Ольга Герр - Эльфантина. Союз стихий
Девчонка отравила первого магистра. Элай не понял, как и чем, но жить тому осталось недолго. От ее яда не было лекарства. Она четко дала это понять.
Элай не верил своему счастью. Он палец о палец не ударил, а магистр умрет. Никогда еще ему так не везло. Он бы расцеловал девчонку, если бы встретил.

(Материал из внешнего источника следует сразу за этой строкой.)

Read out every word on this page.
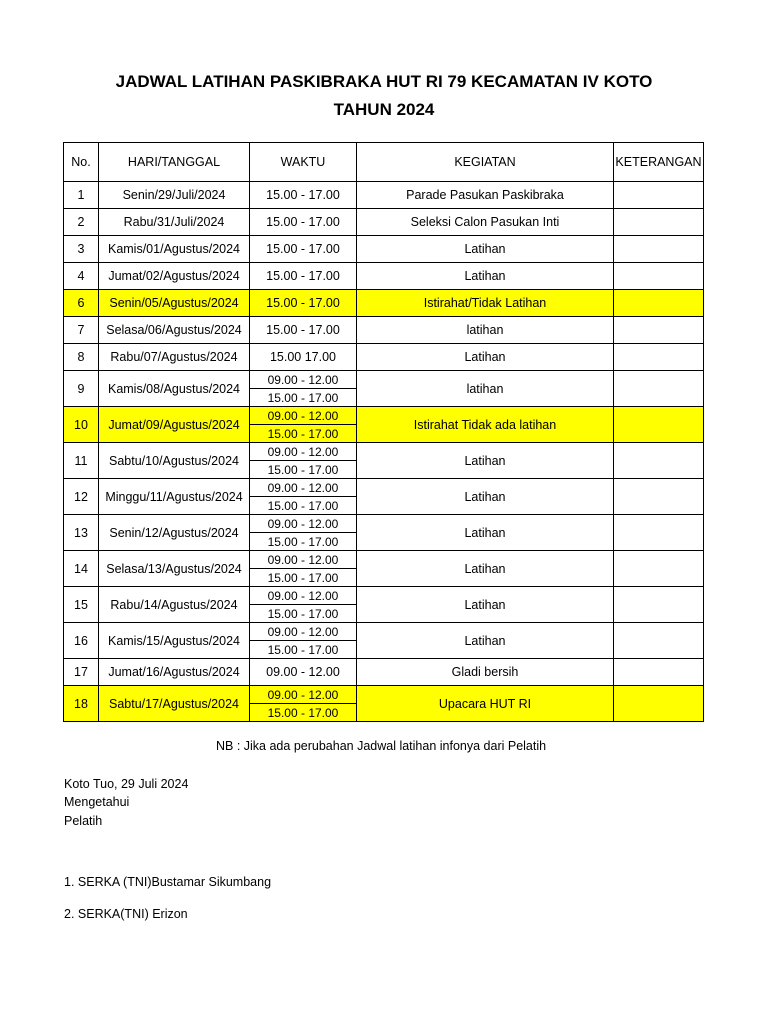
JADWAL LATIHAN PASKIBRAKA HUT RI 79 KECAMATAN IV KOTO
TAHUN 2024
No.	HARI/TANGGAL	WAKTU	KEGIATAN	KETERANGAN
1	Senin/29/Juli/2024	15.00 - 17.00	Parade Pasukan Paskibraka	
2	Rabu/31/Juli/2024	15.00 - 17.00	Seleksi Calon Pasukan Inti	
3	Kamis/01/Agustus/2024	15.00 - 17.00	Latihan	
4	Jumat/02/Agustus/2024	15.00 - 17.00	Latihan	
6	Senin/05/Agustus/2024	15.00 - 17.00	Istirahat/Tidak Latihan	
7	Selasa/06/Agustus/2024	15.00 - 17.00	latihan	
8	Rabu/07/Agustus/2024	15.00 17.00	Latihan	
9	Kamis/08/Agustus/2024	09.00 - 12.00	latihan	
		15.00 - 17.00		
10	Jumat/09/Agustus/2024	09.00 - 12.00	Istirahat Tidak ada latihan	
		15.00 - 17.00		
11	Sabtu/10/Agustus/2024	09.00 - 12.00	Latihan	
		15.00 - 17.00		
12	Minggu/11/Agustus/2024	09.00 - 12.00	Latihan	
		15.00 - 17.00		
13	Senin/12/Agustus/2024	09.00 - 12.00	Latihan	
		15.00 - 17.00		
14	Selasa/13/Agustus/2024	09.00 - 12.00	Latihan	
		15.00 - 17.00		
15	Rabu/14/Agustus/2024	09.00 - 12.00	Latihan	
		15.00 - 17.00		
16	Kamis/15/Agustus/2024	09.00 - 12.00	Latihan	
		15.00 - 17.00		
17	Jumat/16/Agustus/2024	09.00 - 12.00	Gladi bersih	
18	Sabtu/17/Agustus/2024	09.00 - 12.00	Upacara HUT RI	
		15.00 - 17.00		
NB : Jika ada perubahan Jadwal latihan infonya dari Pelatih
Koto Tuo, 29 Juli 2024
Mengetahui
Pelatih
1. SERKA (TNI)Bustamar Sikumbang
2. SERKA(TNI) Erizon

Она и не догадывалась, какой подарок ему преподнесла.
Боясь спугнуть удачу, Элай поспешно ретировался из шатра магистра, пока там не стало людно. Сейчас набежит стража, начнут искать отравительницу. Ему там делать нечего. Возвращаясь в палатку к Аурике, он мысленно пожелал девчонке удачи во всех ее делах. Пусть она выберется из лагеря живой и невредимой. Она это заслужила.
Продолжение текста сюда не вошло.